Federação PSOL-Rede e ABI acionam STF contra lei que diminui pena de Bolsonaro

Ação no STF tenta suspender imediatamente norma aprovada pelo Congresso e promulgada por Davi Alcolumbre. Mudança na dosimetria das reduz tempo de prisão de condenados pelos atos de 8 de janeiro

A nova Lei da Dosimetria, aprovada pelo Congresso Nacional e apontada como potencial redutora das penas aplicadas aos envolvidos nos atos golpistas de 8 de janeiro de 2023, virou alvo de ações no Supremo Tribunal Federal. A federação PSOL-Rede e a Associação Brasileira de Imprensa (ABI) acionaram o STF nesta sexta-feira (8) para tentar derrubar a norma, argumentando que ela enfraquece a proteção ao Estado Democrático de Direito.

Os autores das ações pedem que a lei seja declarada inconstitucional e solicitam uma medida cautelar para suspender imediatamente seus efeitos até o julgamento definitivo pelo plenário da Corte.

Mudança pode beneficiar Bolsonaro

A nova legislação altera a forma de aplicação das penas para crimes relacionados à tentativa de golpe de Estado e à abolição violenta do Estado democrático de Direito quando praticados dentro do mesmo contexto. Pela nova regra, as punições deixam de ser aplicadas cumulativamente, passando a valer apenas a pena mais grave, com possibilidade de aumento parcial.

Na prática, segundo o texto citado nas ações, a mudança pode reduzir significativamente o período de prisão em regime fechado do ex-presidente Jair Bolsonaro, condenado pelo STF a 27 anos e três meses de prisão por cinco crimes relacionados à trama golpista.

De acordo com estimativas apresentadas na reportagem, o tempo em regime fechado poderia cair do intervalo atual de seis a oito anos para algo entre dois anos e quatro meses e quatro anos e dois meses, dependendo da interpretação judicial da nova lei.

PSOL e ABI criticam norma

Na ação protocolada no Supremo, a federação PSOL-Rede afirma que a nova dosimetria cria um tratamento mais brando para crimes contra a democracia do que para delitos comuns.

Segundo o documento, crimes ligados à ruptura institucional passam a ter progressão de pena menos rígida do que crimes patrimoniais ou contra a integridade física, o que os partidos classificam como uma “inversão da lógica constitucional”.

“A norma impugnada promove verdadeira desestruturação seletiva da tutela penal do Estado Democrático de Direito, criando benefícios inexistentes para inúmeros outros delitos do sistema penal brasileiro e enfraquecendo artificialmente a resposta estatal aplicável aos responsáveis por graves atentados às instituições republicanas”, afirma.

A ação também sustenta que a norma enfraquece artificialmente a resposta do Estado diante de ataques às instituições republicanas e cria benefícios inexistentes para outros tipos penais previstos no sistema brasileiro.

A ABI adotou linha semelhante.
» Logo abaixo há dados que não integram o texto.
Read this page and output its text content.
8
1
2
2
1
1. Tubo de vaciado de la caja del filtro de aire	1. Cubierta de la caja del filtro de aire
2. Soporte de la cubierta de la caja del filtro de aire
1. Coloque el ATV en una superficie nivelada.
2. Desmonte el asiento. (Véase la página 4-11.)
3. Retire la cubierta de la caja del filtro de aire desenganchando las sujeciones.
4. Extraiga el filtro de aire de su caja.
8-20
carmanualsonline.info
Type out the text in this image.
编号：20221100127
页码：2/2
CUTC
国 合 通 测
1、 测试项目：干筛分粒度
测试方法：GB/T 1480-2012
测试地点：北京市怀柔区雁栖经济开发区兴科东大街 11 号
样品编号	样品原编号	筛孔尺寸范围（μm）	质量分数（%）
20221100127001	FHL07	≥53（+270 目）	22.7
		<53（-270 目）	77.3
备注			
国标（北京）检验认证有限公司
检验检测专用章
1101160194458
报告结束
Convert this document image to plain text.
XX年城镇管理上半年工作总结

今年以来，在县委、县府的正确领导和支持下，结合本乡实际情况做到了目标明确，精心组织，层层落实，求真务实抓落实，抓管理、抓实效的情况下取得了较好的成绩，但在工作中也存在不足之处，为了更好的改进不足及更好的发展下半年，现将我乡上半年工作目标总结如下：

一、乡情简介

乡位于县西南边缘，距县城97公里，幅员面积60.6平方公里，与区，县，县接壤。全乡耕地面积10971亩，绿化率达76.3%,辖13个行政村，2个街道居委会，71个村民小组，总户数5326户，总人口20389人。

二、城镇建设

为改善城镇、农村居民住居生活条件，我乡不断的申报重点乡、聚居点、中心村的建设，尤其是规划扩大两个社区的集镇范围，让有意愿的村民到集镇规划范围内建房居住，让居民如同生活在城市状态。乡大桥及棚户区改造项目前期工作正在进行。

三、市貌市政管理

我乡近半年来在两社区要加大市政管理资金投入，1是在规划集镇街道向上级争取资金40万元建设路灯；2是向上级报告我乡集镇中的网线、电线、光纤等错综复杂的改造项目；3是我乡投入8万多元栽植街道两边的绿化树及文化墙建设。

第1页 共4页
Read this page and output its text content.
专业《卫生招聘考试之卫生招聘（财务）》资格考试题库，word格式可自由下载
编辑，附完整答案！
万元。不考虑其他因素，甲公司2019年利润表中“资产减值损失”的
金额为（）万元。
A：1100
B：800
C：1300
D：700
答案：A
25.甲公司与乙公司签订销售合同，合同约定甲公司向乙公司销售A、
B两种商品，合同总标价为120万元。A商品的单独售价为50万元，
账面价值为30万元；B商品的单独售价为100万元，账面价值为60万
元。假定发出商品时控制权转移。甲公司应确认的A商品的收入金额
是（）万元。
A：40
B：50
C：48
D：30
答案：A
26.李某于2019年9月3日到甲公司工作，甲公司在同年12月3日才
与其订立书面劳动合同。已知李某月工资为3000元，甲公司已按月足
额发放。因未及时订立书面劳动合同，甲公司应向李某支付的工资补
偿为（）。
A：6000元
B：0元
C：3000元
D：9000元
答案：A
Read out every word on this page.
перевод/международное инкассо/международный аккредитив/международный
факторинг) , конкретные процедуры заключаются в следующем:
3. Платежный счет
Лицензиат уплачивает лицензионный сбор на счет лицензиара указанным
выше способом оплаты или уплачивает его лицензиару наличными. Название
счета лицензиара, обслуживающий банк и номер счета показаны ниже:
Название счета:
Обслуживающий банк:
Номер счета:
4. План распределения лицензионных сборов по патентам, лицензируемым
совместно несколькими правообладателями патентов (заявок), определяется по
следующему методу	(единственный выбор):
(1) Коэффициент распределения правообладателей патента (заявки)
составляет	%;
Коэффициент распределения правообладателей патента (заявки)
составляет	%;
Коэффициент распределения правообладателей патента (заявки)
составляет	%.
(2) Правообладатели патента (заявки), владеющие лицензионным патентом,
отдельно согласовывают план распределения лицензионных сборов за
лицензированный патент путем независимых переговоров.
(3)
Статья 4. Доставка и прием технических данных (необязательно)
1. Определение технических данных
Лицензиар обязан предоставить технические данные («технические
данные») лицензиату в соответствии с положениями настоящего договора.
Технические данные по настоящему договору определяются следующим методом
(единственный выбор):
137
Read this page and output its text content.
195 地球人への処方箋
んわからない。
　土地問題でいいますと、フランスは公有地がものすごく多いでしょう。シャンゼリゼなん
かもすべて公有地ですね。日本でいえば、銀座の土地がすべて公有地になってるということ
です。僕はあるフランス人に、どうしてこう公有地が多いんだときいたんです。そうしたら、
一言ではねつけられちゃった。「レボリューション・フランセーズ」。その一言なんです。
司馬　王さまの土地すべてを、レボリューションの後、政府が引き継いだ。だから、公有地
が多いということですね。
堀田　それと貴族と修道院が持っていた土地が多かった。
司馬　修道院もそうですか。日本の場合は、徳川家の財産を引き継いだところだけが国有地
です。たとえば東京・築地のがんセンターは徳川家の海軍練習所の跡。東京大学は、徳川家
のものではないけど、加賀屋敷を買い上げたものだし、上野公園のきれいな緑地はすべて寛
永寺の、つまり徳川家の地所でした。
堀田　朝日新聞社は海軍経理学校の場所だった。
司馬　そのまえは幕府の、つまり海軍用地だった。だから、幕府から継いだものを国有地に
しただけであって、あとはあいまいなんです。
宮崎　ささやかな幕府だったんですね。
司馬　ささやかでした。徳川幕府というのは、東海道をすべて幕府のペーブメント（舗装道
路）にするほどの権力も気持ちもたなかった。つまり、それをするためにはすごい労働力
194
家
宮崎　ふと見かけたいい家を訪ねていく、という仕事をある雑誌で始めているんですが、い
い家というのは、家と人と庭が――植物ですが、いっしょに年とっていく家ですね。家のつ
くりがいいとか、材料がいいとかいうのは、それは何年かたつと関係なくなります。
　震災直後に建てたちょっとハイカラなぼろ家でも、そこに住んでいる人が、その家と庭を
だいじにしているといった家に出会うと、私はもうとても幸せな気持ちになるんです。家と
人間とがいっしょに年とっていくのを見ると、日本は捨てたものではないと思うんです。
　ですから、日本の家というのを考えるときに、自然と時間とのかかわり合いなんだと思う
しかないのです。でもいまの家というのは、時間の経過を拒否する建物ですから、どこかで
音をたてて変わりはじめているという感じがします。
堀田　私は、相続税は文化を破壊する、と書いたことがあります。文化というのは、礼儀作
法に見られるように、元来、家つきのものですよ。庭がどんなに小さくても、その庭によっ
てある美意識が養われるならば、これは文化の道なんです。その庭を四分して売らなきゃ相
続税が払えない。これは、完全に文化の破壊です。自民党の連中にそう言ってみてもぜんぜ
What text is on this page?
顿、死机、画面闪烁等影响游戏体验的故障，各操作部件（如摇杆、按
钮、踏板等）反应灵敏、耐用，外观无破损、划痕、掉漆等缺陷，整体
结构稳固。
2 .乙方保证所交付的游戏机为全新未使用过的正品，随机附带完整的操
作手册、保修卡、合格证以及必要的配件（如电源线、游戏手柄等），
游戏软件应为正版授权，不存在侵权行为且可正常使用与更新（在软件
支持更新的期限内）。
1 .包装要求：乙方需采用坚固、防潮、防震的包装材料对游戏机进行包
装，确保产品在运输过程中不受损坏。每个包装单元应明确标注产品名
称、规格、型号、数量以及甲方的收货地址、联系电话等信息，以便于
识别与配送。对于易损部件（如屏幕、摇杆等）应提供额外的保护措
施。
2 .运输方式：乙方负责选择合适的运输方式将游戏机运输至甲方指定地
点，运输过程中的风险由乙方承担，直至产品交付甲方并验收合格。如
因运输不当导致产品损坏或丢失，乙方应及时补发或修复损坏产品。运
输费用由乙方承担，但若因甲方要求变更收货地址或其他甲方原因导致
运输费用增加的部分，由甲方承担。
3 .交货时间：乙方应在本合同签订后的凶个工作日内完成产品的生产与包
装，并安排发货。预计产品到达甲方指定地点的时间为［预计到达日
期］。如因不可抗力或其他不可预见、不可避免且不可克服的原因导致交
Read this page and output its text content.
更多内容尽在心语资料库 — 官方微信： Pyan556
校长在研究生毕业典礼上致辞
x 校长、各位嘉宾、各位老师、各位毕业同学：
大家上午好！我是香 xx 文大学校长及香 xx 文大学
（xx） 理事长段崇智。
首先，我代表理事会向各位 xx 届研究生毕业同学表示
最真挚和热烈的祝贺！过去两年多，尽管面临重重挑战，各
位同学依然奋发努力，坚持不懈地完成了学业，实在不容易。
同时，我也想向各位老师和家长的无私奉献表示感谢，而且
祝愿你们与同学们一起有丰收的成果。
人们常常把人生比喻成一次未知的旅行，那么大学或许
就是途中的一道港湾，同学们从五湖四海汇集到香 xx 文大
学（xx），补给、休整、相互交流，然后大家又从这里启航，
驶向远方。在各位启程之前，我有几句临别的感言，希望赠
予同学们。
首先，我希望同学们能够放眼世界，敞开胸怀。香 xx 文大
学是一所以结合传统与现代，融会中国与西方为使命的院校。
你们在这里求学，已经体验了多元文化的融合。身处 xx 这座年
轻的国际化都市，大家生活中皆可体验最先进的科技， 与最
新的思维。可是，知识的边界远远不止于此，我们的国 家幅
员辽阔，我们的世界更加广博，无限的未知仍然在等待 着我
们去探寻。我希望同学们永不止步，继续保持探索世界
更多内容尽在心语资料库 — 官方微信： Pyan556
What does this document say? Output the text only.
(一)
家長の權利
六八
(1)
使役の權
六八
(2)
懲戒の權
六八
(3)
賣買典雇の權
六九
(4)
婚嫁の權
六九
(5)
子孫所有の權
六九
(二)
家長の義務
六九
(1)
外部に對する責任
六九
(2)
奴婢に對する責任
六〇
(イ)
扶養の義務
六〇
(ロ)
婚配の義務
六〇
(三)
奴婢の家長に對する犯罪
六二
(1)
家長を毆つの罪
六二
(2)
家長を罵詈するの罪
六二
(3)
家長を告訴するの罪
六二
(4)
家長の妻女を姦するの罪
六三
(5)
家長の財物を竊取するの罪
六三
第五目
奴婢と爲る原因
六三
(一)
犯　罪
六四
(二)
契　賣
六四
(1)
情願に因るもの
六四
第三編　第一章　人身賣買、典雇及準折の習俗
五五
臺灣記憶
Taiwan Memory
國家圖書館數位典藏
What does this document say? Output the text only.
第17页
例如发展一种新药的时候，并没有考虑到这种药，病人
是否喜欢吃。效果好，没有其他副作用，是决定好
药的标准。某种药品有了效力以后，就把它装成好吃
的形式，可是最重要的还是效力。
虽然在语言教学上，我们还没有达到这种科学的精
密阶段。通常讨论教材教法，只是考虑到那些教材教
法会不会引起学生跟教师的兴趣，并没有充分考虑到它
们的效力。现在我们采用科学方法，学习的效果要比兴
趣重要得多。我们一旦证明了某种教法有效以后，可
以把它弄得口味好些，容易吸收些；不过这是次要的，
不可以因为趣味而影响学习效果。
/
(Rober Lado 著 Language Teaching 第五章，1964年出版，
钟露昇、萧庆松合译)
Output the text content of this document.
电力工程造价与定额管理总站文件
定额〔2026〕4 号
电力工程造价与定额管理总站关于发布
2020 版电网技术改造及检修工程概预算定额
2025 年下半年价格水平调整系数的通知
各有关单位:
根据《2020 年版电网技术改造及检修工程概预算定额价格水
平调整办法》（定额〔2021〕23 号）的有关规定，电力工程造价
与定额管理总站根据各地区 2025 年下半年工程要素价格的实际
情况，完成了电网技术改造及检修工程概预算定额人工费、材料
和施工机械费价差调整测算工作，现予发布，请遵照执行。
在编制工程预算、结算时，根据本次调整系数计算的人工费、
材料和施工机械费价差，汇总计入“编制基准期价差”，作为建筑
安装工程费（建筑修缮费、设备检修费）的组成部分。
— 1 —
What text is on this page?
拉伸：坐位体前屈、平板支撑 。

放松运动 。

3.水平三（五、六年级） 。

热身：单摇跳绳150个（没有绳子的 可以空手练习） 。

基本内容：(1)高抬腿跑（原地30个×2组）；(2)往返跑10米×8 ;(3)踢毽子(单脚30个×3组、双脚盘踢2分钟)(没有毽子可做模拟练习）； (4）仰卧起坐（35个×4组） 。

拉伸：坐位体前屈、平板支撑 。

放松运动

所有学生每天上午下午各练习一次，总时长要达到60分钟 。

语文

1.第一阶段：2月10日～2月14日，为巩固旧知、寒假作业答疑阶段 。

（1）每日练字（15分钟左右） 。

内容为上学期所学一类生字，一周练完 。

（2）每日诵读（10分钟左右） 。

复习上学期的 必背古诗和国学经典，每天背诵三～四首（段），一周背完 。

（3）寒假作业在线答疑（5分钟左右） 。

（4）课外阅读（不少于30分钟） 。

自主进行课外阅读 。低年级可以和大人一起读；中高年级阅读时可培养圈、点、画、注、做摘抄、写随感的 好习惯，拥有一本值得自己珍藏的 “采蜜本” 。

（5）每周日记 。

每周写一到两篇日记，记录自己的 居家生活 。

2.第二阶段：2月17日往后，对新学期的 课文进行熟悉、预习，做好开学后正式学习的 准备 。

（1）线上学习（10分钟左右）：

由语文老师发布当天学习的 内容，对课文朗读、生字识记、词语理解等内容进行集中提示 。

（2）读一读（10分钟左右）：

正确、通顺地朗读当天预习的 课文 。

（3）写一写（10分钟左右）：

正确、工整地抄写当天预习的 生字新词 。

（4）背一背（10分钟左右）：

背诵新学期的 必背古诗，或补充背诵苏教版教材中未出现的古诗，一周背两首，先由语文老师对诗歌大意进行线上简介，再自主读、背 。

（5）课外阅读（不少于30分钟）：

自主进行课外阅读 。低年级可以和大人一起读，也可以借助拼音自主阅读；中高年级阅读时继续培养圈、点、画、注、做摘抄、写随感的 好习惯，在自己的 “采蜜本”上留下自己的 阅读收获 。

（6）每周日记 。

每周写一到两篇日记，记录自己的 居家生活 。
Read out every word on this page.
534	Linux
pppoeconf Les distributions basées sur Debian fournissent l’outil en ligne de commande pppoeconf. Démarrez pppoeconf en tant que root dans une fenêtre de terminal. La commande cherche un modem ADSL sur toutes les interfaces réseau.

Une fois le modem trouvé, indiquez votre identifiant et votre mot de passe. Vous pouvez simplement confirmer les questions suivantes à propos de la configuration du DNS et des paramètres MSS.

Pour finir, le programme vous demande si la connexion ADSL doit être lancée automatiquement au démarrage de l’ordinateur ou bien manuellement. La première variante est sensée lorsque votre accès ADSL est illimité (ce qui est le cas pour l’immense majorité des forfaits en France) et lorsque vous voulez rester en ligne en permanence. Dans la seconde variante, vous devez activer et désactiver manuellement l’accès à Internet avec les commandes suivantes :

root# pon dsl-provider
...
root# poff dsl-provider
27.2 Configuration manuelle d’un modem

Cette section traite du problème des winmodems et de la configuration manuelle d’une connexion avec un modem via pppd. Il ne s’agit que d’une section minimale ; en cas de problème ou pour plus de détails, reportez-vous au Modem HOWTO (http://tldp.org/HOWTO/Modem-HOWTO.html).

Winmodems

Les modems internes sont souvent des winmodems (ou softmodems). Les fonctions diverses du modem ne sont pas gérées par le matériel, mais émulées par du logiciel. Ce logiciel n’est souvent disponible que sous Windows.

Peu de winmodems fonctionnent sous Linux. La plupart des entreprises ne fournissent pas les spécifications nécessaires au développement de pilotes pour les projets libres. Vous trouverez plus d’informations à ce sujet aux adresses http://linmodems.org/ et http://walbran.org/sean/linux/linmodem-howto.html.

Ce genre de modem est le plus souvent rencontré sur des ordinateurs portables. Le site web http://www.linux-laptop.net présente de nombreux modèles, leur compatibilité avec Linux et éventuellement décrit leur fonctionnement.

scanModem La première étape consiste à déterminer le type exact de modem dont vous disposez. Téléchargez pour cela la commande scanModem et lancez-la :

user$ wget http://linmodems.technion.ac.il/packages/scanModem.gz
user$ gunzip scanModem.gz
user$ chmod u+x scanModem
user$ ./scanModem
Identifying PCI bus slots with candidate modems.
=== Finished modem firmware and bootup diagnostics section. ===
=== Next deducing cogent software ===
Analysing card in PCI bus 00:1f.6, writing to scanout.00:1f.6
Para a entidade, a legislação banaliza crimes contra o Estado Democrático de Direito e transmite uma mensagem perigosa em relação à proteção das instituições democráticas.

Congresso derrubou veto de Lula

A lei foi promulgada pelo presidente do Senado, Davi Alcolumbre, após o presidente Luiz Inácio Lula da Silva deixar vencer o prazo para sanção depois da derrubada do veto integral ao texto pelo Congresso Nacional.

A proposta recebeu apoio de 318 deputados e 49 senadores durante a votação realizada no fim de abril.

STF pode validar lei

Segundo informações publicadas pela Folha de S.Paulo, há uma tendência dentro do STF de validar a nova legislação, embora ministros devam reforçar a necessidade de punição rigorosa contra novos ataques à democracia.

Parte da Corte, no entanto, avalia que a medida pode abrir espaço para incentivo a novos atos antidemocráticos. Apesar das divergências, existe entendimento entre ministros de que mudanças na legislação penal são prerrogativa do Poder Legislativo.

A nova disputa jurídica coloca novamente o STF no centro do debate político e jurídico sobre os desdobramentos dos atos de 8 de janeiro e os limites da atuação do Congresso em temas ligados à responsabilização criminal de ataques às instituições democráticas.